Aemond a apertou mais contra si, uma reação instintiva à provocação. Por um breve momento, a máscara de frieza dele caiu, revelando uma fome crua.
— Você fala como se tivesse uma escolha, Aelira. Mas neste jogo, as mulheres são os prêmios ou as vítimas.
— E o que faz você pensar que eu não sou o jogador? — retrucou ela.
A música parou. Eles ficaram parados no centro do salão, a respiração de ambos pesada. Aemond soltou a mão dela, mas seu olhar permaneceu fixo.
— Porque jogadores não têm coração. E eu vejo o quanto você se importa com aquele velho e com seus primos. Essa é a sua fraqueza.
— E a sua, Aemond, é acreditar que o medo é o único modo de governar.
Ela se virou e caminhou em direção ao pai, sentindo o olhar de Aemond queimando em suas costas como o fogo de Vhagar.
Naquela noite, enquanto Porto Real dormia sob um manto de intrigas, Vaeron e Aelira subiram ao topo da Torre da Mão. Vermithor e Nyra estavam inquietos no Fosso dos Dragões, seus rugidos abafados ecoando pela cidade.
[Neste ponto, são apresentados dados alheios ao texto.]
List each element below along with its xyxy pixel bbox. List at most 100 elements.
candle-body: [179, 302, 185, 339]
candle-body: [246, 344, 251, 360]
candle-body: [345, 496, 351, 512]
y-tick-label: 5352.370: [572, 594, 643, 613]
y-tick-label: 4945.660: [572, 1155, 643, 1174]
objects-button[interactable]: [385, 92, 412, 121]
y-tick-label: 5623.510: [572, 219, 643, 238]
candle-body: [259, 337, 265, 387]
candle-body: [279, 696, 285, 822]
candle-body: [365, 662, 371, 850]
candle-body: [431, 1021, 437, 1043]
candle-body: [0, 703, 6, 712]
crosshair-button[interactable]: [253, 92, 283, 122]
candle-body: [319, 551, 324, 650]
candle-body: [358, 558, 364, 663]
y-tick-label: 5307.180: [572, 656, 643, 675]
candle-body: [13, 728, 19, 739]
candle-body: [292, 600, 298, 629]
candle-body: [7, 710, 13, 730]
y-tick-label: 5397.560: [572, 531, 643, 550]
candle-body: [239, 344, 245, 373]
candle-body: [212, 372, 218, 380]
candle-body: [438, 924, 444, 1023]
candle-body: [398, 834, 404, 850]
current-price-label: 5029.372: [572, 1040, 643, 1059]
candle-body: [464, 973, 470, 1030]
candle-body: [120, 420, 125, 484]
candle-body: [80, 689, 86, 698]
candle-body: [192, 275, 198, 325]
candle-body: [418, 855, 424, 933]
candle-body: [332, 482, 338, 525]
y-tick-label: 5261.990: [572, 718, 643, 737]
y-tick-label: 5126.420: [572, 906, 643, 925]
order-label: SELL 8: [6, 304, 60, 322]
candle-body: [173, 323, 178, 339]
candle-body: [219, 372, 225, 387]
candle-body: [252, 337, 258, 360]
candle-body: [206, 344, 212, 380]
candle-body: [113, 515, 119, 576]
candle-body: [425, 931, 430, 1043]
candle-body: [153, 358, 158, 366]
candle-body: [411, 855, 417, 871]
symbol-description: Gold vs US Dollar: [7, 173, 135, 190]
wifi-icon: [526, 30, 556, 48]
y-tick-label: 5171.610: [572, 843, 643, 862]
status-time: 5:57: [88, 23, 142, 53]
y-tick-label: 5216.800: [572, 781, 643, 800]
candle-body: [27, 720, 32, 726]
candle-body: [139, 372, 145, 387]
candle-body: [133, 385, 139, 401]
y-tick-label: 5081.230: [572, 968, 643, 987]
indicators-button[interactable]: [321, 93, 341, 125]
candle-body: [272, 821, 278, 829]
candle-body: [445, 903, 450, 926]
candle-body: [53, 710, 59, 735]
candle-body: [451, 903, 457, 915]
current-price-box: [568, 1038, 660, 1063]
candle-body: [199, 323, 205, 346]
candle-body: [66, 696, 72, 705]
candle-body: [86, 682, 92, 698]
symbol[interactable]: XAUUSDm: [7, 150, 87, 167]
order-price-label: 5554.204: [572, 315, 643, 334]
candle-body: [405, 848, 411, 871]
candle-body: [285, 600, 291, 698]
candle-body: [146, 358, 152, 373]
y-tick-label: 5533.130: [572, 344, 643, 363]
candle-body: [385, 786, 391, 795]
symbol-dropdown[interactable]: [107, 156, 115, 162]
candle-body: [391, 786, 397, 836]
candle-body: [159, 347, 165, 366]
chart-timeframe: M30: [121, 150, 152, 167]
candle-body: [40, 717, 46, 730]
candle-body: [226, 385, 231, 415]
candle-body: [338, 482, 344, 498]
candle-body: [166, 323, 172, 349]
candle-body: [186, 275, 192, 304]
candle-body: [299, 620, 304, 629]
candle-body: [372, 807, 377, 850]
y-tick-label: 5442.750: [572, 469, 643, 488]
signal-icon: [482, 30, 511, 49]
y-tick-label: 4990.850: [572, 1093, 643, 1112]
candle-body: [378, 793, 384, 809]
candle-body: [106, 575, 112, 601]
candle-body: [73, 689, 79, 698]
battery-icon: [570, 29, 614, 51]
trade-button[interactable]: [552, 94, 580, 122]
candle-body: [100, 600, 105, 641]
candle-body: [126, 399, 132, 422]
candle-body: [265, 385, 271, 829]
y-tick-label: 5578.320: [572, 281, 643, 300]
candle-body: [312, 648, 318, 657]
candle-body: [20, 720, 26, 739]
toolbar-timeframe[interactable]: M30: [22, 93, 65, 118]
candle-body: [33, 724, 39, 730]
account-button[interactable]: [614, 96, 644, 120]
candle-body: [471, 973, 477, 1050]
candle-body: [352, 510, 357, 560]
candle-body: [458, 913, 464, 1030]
— O Rei está morrendo, pai — disse Aelira, o vento bagunçando seu cabelo prateado.
— Sim. E com ele, a última sombra de paz.
— O que faremos?
Vaeron olhou para o horizonte, onde o mar encontrava o céu em uma linha infinita de escuridão.
— Faremos o que os Targaryen sempre fizeram. Prepararemos o fogo. Mas faremos do nosso jeito. Você não é uma peça de Otto, nem um peão de Rhaenyra. Você é a filha de Bronze e Mar.
Aelira pegou a mão do pai. Ela sabia que os dias de paz em Pedra do Dragão haviam acabado. A cartógrafa agora teria que mapear um território muito mais perigoso: o coração de uma guerra civil. E enquanto pensava no olhar de Aemond, ela percebeu que a batalha não seria travada apenas com dragões e espadas, mas com a vontade de dois seres que se recusavam a ser quebrados.
A tempestade havia chegado, e Aelira Velaryon estava pronta para ser o seu olho.